So, let's say you're considering your options in the 2016 presidential race, and you're getting a little antsy. is it really just Clinton or Trump, Trump or Clinton? Well, not entirely. There are some third-party candidates in the mix who could receive anywhere from modest to surprising levels of support, and the man pictured above is foremost among them: Gary Johnson, the former Republican Governor of New Mexico, and the current Libertarian Party candidate for president. But here's the big question: could Gary Johnson actually debate Donald Trump?
If you've ever been a supporter of a third-party candidate, then this is a question you know all too well. There are countless organizational, financial and perceptual hurdles to overcome when you're trying to get elected president without a D or an R next to your name, and the issue of debate access is perhaps the biggest, clearest demonstration of that. If you can't take the stage alongside the other candidates, and challenge them in an exchange of ideas and rhetorical styles, you can kiss your chances goodbye. If you're barred from the debates, your message to voters might as well be "go ahead, throw your vote away!"
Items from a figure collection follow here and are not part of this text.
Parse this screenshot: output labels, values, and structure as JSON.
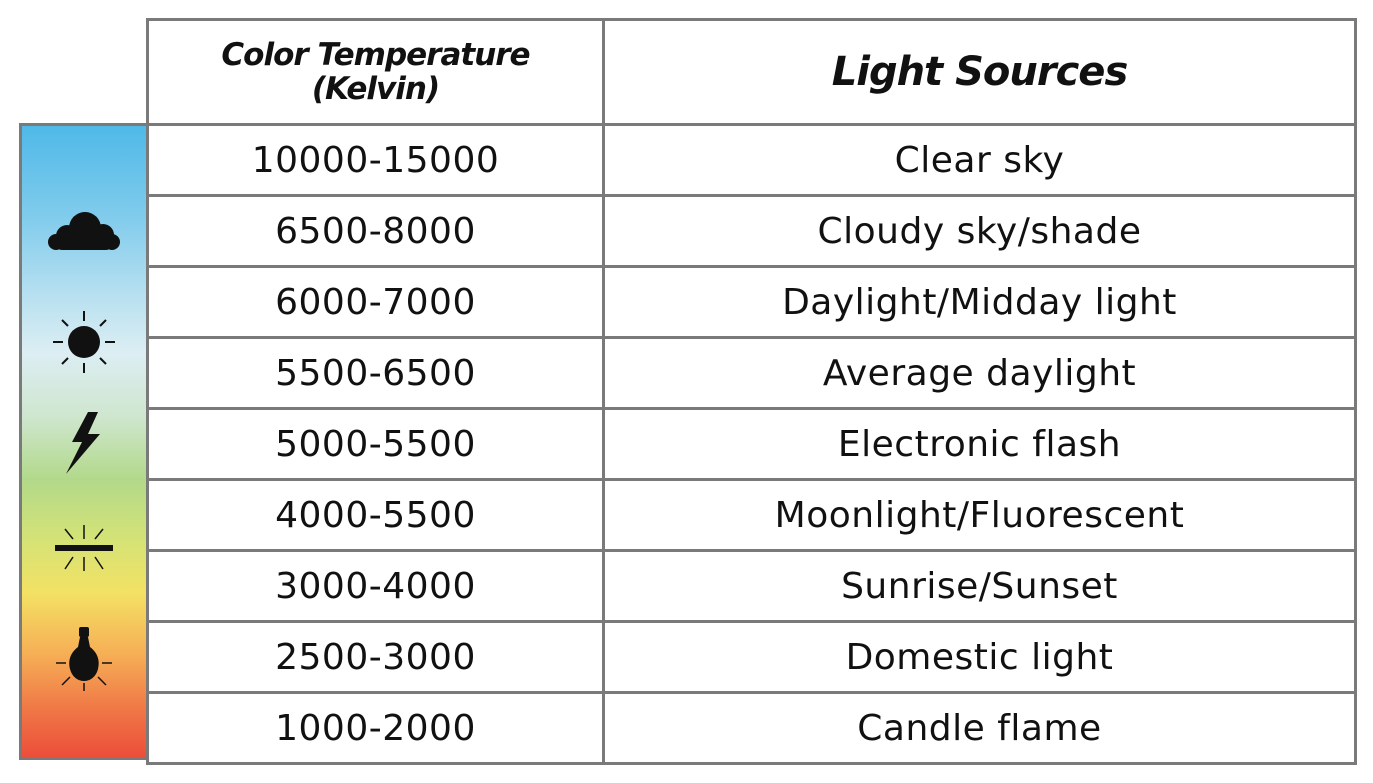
{
  "header": {
    "temperature_line1": "Color Temperature",
    "temperature_line2": "(Kelvin)",
    "sources": "Light Sources"
  },
  "rows": [
    {
      "range": "10000-15000",
      "source": "Clear sky"
    },
    {
      "range": "6500-8000",
      "source": "Cloudy sky/shade"
    },
    {
      "range": "6000-7000",
      "source": "Daylight/Midday light"
    },
    {
      "range": "5500-6500",
      "source": "Average daylight"
    },
    {
      "range": "5000-5500",
      "source": "Electronic flash"
    },
    {
      "range": "4000-5500",
      "source": "Moonlight/Fluorescent"
    },
    {
      "range": "3000-4000",
      "source": "Sunrise/Sunset"
    },
    {
      "range": "2500-3000",
      "source": "Domestic light"
    },
    {
      "range": "1000-2000",
      "source": "Candle flame"
    }
  ],
  "sidebar_icons": [
    "cloud-icon",
    "sun-icon",
    "lightning-bolt-icon",
    "fluorescent-tube-icon",
    "light-bulb-icon"
  ],
  "colors": {
    "gradient_top": "#4fb9e8",
    "gradient_bottom": "#ec4e3a",
    "border": "#7a7a7a",
    "text": "#111111"
  }
}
On the other hand, if you do manage to get in, you can start making some moves. There hasn't been a third-party candidate who's participated in a general election presidential debate since Ross Perot in 1992, however ― it's a very steep hill to climb.
Here's the basic idea: the presidential debates are organized by the Commission on Presidential Debates (CPD), a non-governmental, not-for-profit firm formed in 1987, in the hopes of ensuring that the public gets to see its presidential candidates face-off before election day. And the CPD requires a minimum polling average to qualify for its debates ― here's how their official website puts it.
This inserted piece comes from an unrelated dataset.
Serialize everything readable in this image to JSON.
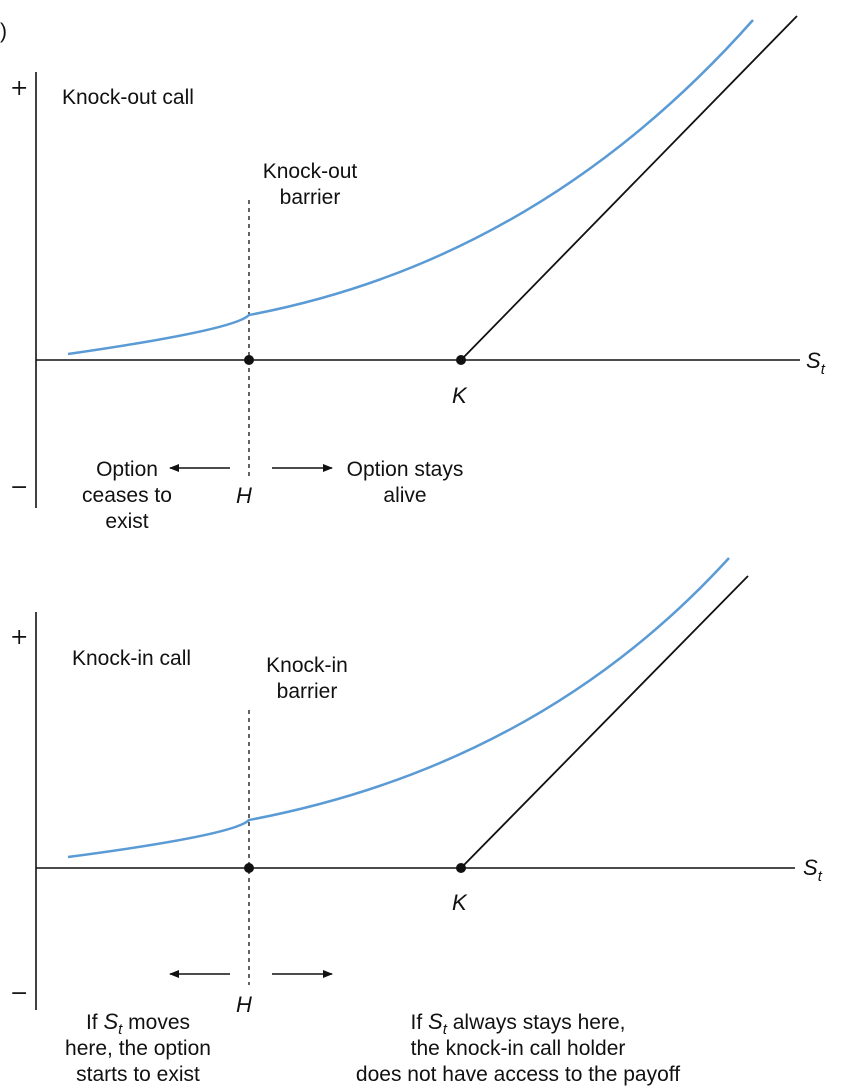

Under the 2016 Criteria, in addition to being Constitutionally eligible, candidates must appear on a sufficient number of state ballots to have a mathematical chance of winning a majority vote in the Electoral College, and have a level of support of at least 15 percent of the national electorate as determined by five selected national public opinion polling organizations, using the average of those organizations’ most recently publicly-reported results at the time of the determination.
Now, the ballot access hurdle has already been cleared, by virtue of Johnson being the Libertarian Party's nominee. The Libertarian and Green parties are the strongest third-parties in this regard, with the former's ticket on the ballot in 32 states. In other words, Johnson and his party are already in the clear for the first requirement ― however unlikely it may be, he could theoretically get to 270 electoral college votes, which means he'd be eligible to appear alongside Trump (and Clinton, naturally) when the general election debates roll around.
The trickier part is the polling. The CPD requires that a candidate receive a average of 15 points or more from five major polling firms heading into the debate, and that number represents a higher share of support then any non-Democrat or Republican has received since, you guessed it, Ross Perot in 1992. Under normal circumstances it would be virtually impossible to imagine Johnson reaching this number ― back in 2012, he finished at just one percent, which was still the best finish ever for a Libertarian candidate.
But this cycle, with the ever-polarizing Trump having nabbed the Republican nomination? Who knows? It's not likely to happen, sure, but we've certainly seen stranger phenomena in electoral politics before. One thing's for certain, however ― if Johnson actually has designs on making this election interesting, he has to find a way to get on that stage, and convince conservatives that he's the real choice, not Trump. It'll be fascinating to see if he can pull it off.